Schulz was an infantryman, staff sergeant and leader of a machine gun squad, traveling throughout France and Germany. His father wrote him every day. Fifty years later, Schulz drew his first comic strip commemorating D-day — June 6, 1944 — with Snoopy in the part of a helmeted soldier making his way to shore.

After the war, Schulz went home to St. Paul and took a job lettering comic strips for Timeless Topix, a series of Catholic comic magazines. He also worked as a teacher at the Minneapolis art school from which he had taken his first cartooning classes.

At a friend's urging, Schulz focused on drawing cartoons featuring little kids. In 1947, the Pioneer Press bought his weekly cartoon, "Li'l Folks." From 1948 to '50, he sold 15 cartoons to the Saturday Evening Post.

In spring 1950, Schulz took a new comic strip he had been working on to United Feature Syndicate in New York City. The syndicate bought the strip and dubbed it "Peanuts," saying it was a catchy name. But Schulz always hated the name. "It was undignified, inappropriate and confusing," he said, and no one ever called small children "peanuts." On Oct. 2, 1950, "Peanuts" made its debut in seven newspapers and was a hit, with timeless characters who captured the human condition—ones who pushed on no matter what.

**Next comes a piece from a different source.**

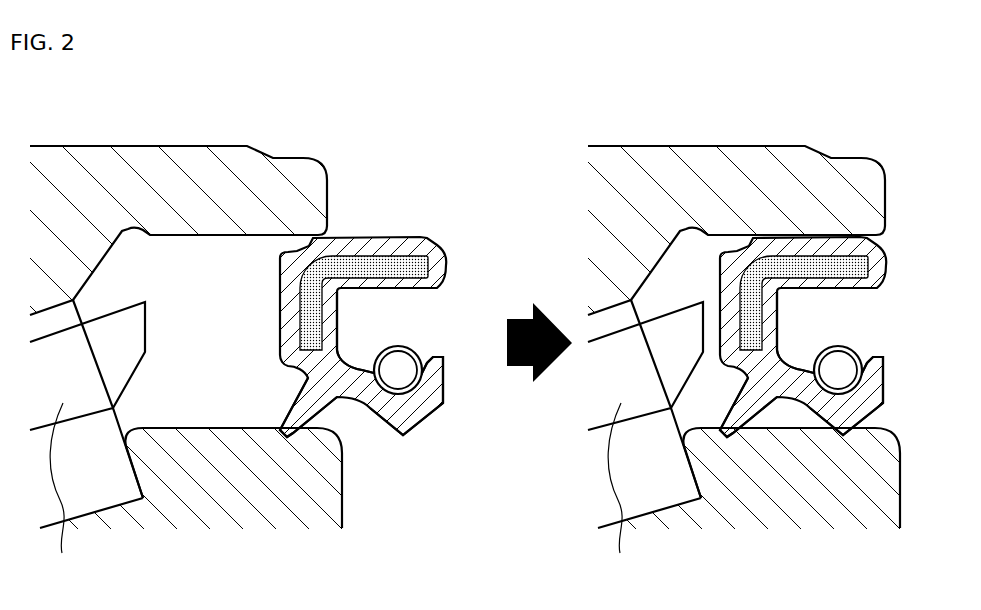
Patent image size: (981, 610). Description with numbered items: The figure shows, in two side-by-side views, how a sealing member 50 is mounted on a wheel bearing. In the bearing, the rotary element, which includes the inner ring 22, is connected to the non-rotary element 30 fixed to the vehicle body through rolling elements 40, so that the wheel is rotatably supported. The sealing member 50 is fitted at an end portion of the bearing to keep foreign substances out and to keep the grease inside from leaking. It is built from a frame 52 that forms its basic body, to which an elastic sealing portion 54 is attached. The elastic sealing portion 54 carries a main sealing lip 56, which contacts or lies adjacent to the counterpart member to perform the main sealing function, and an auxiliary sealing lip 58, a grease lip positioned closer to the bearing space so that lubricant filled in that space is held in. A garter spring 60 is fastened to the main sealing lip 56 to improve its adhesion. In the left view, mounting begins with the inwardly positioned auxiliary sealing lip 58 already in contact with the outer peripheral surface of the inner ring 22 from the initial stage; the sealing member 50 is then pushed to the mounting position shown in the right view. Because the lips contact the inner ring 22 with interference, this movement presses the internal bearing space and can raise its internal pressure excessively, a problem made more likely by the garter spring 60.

Unlike most other daily cartoonists, Schulz did all of his own drawing, inking, lettering and story lines. He worked six weeks ahead of schedule and sometimes, like on the D-day strip, he started thinking a year ahead.

Schulz's influence on cartooning is unmistakable — stylistically, narratively and rhythmically, wrote "Doonesbury" cartoonist Garry Trudeau in a December 1999 tribute for the Washington Post.

" 'Peanuts' was the first (and still the best) postmodern comic strip," Trudeau wrote. "Everything about it was different. The drawing was graphically austere but beautifully nuanced. It was populated with complicated, neurotic characters speaking smart, haiku-perfect dialogue."